13. Third-Party Sites and Services
The Site may link to third-party websites or integrate with third-party services that we do not control. This Policy does not apply to those third parties, and we are not responsible for their privacy practices. Review the privacy notices of any third-party site or service you use.
14. Data Security and No Guarantee
We apply commercially reasonable safeguards designed to protect personal information, as described in Section 5.4 and in. However, no system, transmission method, or storage method is completely secure, and we cannot and do not represent that personal information will be absolutely protected. In the event of a security incident affecting personal information, we will investigate and, where notification is required, provide notice in the manner and within the timeframes required by applicable law, following our Breach Notification Policy and Incident Response Plan. Nothing in this Policy creates a notification obligation broader than applicable law requires.
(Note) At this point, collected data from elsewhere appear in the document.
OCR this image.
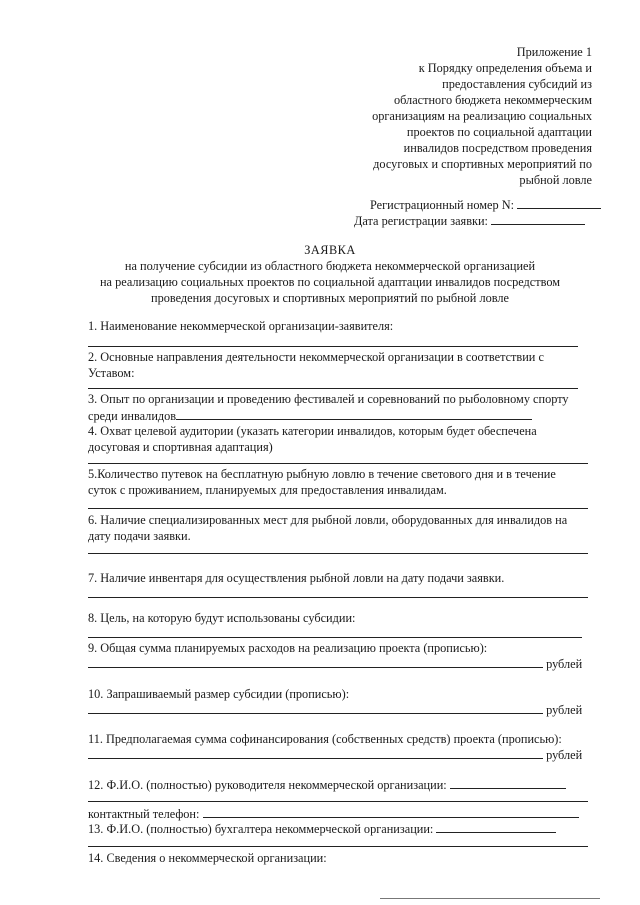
Приложение 1
к Порядку определения объема и
предоставления субсидий из
областного бюджета некоммерческим
организациям на реализацию социальных
проектов по социальной адаптации
инвалидов посредством проведения
досуговых и спортивных мероприятий по
рыбной ловле
Регистрационный номер N:
Дата регистрации заявки:
ЗАЯВКА
на получение субсидии из областного бюджета некоммерческой организацией
на реализацию социальных проектов по социальной адаптации инвалидов посредством
проведения досуговых и спортивных мероприятий по рыбной ловле
1. Наименование некоммерческой организации-заявителя:
2. Основные направления деятельности некоммерческой организации в соответствии с
Уставом:
3. Опыт по организации и проведению фестивалей и соревнований по рыболовному спорту
среди инвалидов
4. Охват целевой аудитории (указать категории инвалидов, которым будет обеспечена
досуговая и спортивная адаптация)
5.Количество путевок на бесплатную рыбную ловлю в течение светового дня и в течение
суток с проживанием, планируемых для предоставления инвалидам.
6. Наличие специализированных мест для рыбной ловли, оборудованных для инвалидов на
дату подачи заявки.
7. Наличие инвентаря для осуществления рыбной ловли на дату подачи заявки.
8. Цель, на которую будут использованы субсидии:
9. Общая сумма планируемых расходов на реализацию проекта (прописью):
рублей
10. Запрашиваемый размер субсидии (прописью):
рублей
11. Предполагаемая сумма софинансирования (собственных средств) проекта (прописью):
рублей
12. Ф.И.О. (полностью) руководителя некоммерческой организации:
контактный телефон:
13. Ф.И.О. (полностью) бухгалтера некоммерческой организации:
14. Сведения о некоммерческой организации:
15. Changes to This Policy
We may update this Policy from time to time to reflect changes in our practices, the Services, or applicable law. We will update the "Last Updated" date at the top of this Policy when we make changes. When changes are material, we will take reasonable steps to provide additional notice (for example, a prominent notice on the Site and, for active client engagements, notice in accordance with the applicable written agreement and Data Processing Addendum). The version in effect at the time of your interaction governs. This published Policy is a good-faith baseline; any signed client or enterprise agreement controls in the event of a conflict (see Section 2.1).
16. Contact Us
For privacy questions or to exercise a privacy right:
- Contact: david@hivebastion.com
- Website: https://hivebastion.com
Postal:
Hive Bastion LLC — Privacy
1556 Hankook Rd Suite A, PMB 1021
Clarksville, TN 37043
Hive Bastion LLC is a Tennessee limited liability company. References in this Policy to acts or determinations of "Hive Bastion," "we," "us," or "our" mean acts of Hive Bastion LLC as a company, undertaken in its corporate capacity and not in any individual's personal capacity.